Others, including Net-a-Porter, have been asking some brands to change their payment terms to 90 days from 60, sending further jitters through an already jumpy industry. As Farfetch seeks a buyer for Browns, Richemont looks for one for Net-a-Porter, and administrators seek a white knight for MatchesFashion, the future of once starry names is uncertain. (It has been noted that Frasers Group structured its takeover of Matches in such a way that it may still buy it out of bankruptcy without its debts.)

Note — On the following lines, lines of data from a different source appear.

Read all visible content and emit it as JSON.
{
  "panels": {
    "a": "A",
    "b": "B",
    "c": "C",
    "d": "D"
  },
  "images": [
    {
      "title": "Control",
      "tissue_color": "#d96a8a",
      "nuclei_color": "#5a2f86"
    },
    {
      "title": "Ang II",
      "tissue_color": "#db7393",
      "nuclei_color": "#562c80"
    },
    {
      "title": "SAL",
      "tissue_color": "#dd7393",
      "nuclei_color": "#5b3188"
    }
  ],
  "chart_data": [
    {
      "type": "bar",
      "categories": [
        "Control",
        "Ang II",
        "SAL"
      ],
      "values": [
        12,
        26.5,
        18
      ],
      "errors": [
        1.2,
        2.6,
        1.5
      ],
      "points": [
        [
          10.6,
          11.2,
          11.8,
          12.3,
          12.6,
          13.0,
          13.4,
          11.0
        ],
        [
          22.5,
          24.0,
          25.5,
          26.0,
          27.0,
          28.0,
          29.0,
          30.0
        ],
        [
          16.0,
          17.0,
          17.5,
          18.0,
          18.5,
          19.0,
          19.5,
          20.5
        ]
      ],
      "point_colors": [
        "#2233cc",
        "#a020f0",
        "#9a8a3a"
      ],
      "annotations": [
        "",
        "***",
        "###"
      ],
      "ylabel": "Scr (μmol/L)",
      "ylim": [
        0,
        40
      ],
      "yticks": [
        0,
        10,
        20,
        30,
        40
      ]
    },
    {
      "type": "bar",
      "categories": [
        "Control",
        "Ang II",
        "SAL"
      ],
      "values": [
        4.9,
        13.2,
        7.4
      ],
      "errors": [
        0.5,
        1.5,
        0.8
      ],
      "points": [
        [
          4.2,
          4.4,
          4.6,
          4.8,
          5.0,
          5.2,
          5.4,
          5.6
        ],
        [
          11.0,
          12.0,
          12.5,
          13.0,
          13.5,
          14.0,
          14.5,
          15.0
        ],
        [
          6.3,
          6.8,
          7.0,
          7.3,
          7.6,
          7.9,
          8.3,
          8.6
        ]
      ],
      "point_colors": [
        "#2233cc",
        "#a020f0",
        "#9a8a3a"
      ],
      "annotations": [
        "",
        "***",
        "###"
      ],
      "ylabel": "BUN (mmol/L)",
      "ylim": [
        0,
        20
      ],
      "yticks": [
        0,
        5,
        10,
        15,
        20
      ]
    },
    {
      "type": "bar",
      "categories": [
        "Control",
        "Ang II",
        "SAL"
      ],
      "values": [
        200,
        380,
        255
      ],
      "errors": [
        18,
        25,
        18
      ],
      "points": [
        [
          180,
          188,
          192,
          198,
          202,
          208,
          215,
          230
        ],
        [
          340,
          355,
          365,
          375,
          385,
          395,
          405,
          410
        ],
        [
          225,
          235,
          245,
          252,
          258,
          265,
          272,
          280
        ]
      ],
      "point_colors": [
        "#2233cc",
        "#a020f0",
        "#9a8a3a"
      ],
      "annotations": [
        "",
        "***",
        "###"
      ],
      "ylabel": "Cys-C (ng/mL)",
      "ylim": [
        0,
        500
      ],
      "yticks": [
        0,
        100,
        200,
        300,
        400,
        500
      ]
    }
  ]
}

“Designers once wanted to be stocked by a multibrand because the prestige factor meant something,” Ms. Mahtani of Alighieri said. Now they are a less important piece of the puzzle. Ms. Mahtani stopped working with Farfetch 18 months ago, but Matches had been a cornerstone of her market. This week, she made her way to its warehouse in greater London in a bid to reclaim some of her stock. (The Sunday Times of London estimates that the company, which is still trading under the guidance of administrators, is sitting on about 100 million pounds in unsold wares.) Ms. Mahtani wasn’t successful, though she did get direct contact details for the administrators, which felt like a step in the right direction.

“I had to do something,” she said, “It was beyond outrageous to see stock that I know they haven’t paid me for still being sold on their website. I am going to be OK, but no company loses money like I have without feeling it.”